There are some who believe that in a case like this, the onus is on the reader to divine contextual interpretation from the cards–that the reader must somehow know or intuit everything about the situation that Susan hasn’t shared. I am not one of those people. Yes, if need be, I can read between the lines and try to understand what a querent hasn’t told me, but I hate having to do that and I think that such guesswork is always less accurate than getting the information straight from the horse’s mouth. For me, context is king.****
So yes, a well-thought-out question is always a bonus, especially because it tends to mean that a querent has taken some time to reflect on his or her situation before coming to me for a reading. But the question alone is not enough, and in my personal Tarot practice it’s not nearly as important as the background information that accompanies that question. Some of the most successful readings I’ve performed were ones where the querent didn’t even bother to ask a specific question at all, but instead provided me with detailed information that allowed me to perform a general overview of whatever the situation was.
A question is a good starting point in a Tarot reading, but it’s not everything. A good question with nothing else may well lead to a crappy reading, and a half-baked question accompanied by a boatload of background information can result in something beautiful and insightful. But this idea that “Tarot is all about asking the right question”? In my opinion, it’s a myth.
*As opposed to, say, “You will be married on the eleventh of June, 2019, to a man whose last name starts with the letter Q. You will be wearing a cream-colored gown with cap sleeves and pearls on the bodice, and your mother-in-law will wear a blue cloche hat.”
**Different readers have different perspectives on this, and the question largely boils down to whether or not a Tarot reader is psychically able to divine information not previously known to him/her. People who believe this is possible seem to be much more comfortable with this sort of question-without-context scenario. I, personally, am not psychic and make no claim to be. Asking me to read for someone without knowing anything about their situation is like turning off all of the lights in the kitchen and asking me to butcher a side of beef. I might be able to do it, but it’ll be a slow, painstaking process, and there’s a good chance I’ll slip at some point and end up causing harm.
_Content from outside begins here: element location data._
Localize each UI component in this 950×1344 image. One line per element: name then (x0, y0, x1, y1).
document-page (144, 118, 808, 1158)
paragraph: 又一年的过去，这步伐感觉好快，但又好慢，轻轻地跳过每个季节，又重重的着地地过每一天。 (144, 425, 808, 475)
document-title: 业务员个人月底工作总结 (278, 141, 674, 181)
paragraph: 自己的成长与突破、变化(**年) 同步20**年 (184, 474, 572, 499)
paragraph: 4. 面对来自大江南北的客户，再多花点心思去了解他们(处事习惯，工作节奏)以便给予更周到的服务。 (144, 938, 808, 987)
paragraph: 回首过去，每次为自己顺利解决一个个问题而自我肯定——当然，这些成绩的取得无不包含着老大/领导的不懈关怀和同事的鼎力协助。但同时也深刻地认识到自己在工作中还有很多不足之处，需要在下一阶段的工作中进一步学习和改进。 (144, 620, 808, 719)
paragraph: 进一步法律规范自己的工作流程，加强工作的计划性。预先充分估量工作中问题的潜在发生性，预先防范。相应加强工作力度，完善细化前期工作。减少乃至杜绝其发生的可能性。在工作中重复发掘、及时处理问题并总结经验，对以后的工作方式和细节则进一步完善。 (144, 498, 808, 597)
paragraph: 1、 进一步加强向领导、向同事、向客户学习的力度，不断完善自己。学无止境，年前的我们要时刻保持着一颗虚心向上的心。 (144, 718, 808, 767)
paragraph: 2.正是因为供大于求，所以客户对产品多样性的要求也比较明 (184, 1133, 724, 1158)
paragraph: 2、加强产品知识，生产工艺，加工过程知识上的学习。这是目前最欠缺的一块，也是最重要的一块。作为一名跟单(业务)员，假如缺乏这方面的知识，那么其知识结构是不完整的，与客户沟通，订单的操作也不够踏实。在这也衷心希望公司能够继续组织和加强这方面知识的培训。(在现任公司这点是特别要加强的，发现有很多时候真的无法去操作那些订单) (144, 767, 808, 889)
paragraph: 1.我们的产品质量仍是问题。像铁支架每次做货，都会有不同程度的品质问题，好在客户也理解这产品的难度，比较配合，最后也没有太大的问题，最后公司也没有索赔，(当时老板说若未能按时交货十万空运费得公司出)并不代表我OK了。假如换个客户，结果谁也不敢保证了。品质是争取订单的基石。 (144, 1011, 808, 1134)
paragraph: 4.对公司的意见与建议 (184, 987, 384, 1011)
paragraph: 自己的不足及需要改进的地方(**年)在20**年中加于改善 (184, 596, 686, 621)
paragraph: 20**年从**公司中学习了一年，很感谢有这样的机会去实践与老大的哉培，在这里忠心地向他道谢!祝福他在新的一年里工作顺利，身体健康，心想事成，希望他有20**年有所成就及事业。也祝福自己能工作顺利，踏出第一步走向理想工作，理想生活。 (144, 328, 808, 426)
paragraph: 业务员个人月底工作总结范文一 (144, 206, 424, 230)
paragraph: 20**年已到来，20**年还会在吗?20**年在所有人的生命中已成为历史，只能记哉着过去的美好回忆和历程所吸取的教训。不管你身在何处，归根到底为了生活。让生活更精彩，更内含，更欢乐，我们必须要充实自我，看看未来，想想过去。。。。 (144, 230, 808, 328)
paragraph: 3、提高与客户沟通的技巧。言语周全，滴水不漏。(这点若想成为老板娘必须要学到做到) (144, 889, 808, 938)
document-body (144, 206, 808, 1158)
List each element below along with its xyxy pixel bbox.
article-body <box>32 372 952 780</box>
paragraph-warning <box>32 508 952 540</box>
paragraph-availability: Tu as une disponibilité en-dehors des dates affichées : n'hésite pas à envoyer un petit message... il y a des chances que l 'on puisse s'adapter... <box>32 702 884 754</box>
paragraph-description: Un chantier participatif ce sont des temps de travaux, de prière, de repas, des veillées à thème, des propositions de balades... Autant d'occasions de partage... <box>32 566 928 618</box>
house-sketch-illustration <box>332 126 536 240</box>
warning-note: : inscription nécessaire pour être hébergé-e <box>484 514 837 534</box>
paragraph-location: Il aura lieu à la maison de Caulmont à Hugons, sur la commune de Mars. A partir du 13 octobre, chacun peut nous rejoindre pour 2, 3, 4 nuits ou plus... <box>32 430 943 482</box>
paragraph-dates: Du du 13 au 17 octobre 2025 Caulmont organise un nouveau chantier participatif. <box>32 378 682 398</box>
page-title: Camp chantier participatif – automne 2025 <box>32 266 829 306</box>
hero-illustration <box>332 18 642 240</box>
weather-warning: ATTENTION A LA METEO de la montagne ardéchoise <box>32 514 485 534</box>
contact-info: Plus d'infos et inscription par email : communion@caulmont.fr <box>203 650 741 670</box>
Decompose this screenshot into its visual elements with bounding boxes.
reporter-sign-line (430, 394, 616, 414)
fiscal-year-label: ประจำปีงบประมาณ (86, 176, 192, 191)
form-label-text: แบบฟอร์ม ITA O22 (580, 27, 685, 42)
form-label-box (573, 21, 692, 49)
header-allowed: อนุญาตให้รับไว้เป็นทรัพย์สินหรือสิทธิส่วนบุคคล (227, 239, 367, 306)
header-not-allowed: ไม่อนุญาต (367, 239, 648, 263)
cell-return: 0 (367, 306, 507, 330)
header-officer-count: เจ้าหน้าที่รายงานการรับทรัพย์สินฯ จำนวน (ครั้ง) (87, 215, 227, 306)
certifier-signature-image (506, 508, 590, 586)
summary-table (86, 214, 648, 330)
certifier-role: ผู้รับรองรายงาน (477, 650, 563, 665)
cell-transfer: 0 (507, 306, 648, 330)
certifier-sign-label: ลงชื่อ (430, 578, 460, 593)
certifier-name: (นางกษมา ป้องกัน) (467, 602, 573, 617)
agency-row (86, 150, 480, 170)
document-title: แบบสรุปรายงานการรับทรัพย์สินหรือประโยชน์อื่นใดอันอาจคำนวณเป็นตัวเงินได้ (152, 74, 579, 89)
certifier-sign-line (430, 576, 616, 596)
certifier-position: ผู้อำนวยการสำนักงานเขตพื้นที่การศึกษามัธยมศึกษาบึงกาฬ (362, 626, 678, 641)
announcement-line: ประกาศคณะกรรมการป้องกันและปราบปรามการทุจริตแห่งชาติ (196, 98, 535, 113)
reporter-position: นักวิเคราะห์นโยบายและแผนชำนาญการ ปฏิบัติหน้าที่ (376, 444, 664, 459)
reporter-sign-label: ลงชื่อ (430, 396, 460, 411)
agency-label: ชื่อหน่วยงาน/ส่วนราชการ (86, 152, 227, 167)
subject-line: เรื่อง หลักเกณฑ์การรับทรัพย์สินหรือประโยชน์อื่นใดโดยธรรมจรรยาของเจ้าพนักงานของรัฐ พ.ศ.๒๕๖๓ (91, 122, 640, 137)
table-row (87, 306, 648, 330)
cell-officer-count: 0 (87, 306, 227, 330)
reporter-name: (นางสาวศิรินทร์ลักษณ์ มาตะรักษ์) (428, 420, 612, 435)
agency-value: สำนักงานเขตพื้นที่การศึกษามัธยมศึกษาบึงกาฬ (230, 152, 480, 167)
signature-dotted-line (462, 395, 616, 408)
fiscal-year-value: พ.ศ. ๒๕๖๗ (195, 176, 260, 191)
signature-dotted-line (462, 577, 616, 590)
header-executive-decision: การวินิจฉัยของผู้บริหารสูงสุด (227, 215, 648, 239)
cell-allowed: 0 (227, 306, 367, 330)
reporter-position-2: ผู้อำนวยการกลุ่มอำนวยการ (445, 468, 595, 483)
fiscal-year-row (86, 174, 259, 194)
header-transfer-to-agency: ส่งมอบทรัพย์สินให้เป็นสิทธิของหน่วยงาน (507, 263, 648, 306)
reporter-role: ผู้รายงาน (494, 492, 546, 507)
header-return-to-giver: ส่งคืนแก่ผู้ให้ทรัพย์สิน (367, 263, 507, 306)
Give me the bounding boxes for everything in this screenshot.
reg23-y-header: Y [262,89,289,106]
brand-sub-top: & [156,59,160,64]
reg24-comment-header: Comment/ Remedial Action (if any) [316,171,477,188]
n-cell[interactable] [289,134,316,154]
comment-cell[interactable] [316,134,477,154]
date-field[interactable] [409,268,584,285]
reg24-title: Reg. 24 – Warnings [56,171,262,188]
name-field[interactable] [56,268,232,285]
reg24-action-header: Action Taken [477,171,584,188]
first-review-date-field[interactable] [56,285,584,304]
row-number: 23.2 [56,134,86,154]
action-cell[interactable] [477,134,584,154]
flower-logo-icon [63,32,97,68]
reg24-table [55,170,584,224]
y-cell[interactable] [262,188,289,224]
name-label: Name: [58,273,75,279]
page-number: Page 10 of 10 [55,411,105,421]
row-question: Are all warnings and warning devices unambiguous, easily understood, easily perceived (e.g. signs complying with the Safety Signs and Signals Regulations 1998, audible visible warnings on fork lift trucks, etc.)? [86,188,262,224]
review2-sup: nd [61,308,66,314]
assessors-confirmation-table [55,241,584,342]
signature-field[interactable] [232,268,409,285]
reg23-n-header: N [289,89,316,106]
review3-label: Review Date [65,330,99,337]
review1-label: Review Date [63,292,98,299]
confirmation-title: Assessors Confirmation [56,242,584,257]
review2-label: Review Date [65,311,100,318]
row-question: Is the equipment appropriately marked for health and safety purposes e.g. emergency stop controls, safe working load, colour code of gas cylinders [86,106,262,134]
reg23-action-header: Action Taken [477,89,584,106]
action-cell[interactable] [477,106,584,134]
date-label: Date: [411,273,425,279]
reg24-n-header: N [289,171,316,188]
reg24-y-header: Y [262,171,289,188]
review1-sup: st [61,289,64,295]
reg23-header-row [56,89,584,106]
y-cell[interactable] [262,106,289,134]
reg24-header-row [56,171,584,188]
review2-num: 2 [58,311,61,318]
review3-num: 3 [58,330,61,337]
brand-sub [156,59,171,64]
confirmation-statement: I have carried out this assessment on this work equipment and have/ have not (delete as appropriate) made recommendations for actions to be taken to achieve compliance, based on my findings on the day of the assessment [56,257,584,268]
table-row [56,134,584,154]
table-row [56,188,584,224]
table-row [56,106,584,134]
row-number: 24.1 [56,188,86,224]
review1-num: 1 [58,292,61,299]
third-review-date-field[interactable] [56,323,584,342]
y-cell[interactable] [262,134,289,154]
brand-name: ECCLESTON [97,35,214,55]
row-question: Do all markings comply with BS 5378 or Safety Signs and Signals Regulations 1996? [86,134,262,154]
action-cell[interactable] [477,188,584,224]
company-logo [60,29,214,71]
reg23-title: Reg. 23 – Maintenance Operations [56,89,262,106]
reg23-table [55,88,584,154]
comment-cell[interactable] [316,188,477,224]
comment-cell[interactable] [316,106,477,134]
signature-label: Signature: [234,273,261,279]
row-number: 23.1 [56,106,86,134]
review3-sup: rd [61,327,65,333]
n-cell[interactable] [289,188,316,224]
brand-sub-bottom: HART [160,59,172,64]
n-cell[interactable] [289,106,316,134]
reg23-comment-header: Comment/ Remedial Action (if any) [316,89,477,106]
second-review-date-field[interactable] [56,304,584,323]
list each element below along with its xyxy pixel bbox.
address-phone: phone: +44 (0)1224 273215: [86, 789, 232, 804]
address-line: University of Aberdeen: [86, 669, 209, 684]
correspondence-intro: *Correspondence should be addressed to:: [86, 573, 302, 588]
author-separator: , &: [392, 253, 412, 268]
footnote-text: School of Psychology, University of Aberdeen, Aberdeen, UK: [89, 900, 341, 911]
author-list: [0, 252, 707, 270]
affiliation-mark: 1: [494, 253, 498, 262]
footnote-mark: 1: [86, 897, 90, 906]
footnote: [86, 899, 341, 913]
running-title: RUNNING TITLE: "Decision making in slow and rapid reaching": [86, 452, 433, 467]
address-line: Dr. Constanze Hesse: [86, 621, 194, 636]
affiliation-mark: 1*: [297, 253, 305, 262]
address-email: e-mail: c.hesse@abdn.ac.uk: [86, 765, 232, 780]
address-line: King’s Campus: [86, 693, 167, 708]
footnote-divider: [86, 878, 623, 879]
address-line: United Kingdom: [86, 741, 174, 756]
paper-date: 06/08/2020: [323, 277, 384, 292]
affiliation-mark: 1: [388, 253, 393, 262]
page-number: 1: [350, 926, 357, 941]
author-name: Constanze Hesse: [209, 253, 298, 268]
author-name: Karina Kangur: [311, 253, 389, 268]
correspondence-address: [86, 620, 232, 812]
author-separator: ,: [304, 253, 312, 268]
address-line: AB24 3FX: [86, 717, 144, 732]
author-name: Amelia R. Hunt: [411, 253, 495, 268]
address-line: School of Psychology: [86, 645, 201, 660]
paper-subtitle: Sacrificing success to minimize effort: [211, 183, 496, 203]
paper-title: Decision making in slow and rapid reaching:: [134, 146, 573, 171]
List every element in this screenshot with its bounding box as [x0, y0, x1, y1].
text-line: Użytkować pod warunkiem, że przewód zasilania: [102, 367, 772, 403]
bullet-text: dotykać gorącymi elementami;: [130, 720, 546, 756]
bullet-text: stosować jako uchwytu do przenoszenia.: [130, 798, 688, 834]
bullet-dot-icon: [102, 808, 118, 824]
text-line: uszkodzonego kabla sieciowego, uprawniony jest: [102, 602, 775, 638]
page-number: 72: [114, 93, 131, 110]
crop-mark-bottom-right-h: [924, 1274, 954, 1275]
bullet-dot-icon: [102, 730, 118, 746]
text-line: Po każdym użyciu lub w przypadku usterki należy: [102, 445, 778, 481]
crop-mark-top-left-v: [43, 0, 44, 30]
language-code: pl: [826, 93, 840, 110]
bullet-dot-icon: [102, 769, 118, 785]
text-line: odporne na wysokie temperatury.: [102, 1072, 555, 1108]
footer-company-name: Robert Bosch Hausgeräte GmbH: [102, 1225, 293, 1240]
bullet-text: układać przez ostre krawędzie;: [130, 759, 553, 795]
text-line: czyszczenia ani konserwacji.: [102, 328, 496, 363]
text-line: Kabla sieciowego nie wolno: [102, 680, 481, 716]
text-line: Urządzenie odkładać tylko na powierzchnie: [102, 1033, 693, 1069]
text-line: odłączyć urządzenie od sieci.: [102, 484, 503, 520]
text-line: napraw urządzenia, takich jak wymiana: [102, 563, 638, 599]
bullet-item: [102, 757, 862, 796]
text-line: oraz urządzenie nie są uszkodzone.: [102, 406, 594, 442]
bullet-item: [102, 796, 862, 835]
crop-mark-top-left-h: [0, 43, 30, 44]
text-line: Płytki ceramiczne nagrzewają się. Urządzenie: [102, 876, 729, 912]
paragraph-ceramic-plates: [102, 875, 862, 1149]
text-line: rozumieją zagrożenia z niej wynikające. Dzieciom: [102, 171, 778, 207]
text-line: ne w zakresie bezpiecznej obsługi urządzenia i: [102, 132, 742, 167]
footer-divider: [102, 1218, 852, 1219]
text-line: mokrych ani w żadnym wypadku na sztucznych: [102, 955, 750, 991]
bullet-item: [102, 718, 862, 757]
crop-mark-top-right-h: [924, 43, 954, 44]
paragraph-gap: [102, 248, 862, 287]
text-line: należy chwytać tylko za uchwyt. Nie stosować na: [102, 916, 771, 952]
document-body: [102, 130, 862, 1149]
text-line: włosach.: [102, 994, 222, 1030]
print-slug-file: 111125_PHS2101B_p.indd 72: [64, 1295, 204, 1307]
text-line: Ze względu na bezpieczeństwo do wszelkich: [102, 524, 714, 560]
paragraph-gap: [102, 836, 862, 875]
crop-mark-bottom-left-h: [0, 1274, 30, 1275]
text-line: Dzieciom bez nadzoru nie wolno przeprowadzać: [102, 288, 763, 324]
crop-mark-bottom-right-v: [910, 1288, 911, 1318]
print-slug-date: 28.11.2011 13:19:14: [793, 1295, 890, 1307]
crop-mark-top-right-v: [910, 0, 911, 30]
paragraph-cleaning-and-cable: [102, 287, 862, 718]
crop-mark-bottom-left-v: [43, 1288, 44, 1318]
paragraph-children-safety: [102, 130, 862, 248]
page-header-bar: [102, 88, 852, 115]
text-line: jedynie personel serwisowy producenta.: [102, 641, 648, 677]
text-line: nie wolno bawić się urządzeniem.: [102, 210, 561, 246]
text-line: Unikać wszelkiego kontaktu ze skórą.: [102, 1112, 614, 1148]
And regardless, the end product is not going to be nearly as clean as if I had been working with the lights on in the first place.
***By the way, for anyone wondering, I actually did shuffle a deck and draw these three cards.
****Boy, that really is far too many asterisks in a row. It’s aesthetically unappealing. But until I learn how to do superscript in my posts, it’ll have to suffice. Anyways, this phrase is key not only to my Tarot practice, but also to the way I interpret the world around me. I used to tutor middle schoolers in literary analysis, and I hammered this idea into their poor pre-adolescent brains. Context is king. Always work with the information you’re given before you proceed to your own ideas, because the nature of the latter should be reflective of the nature of the former.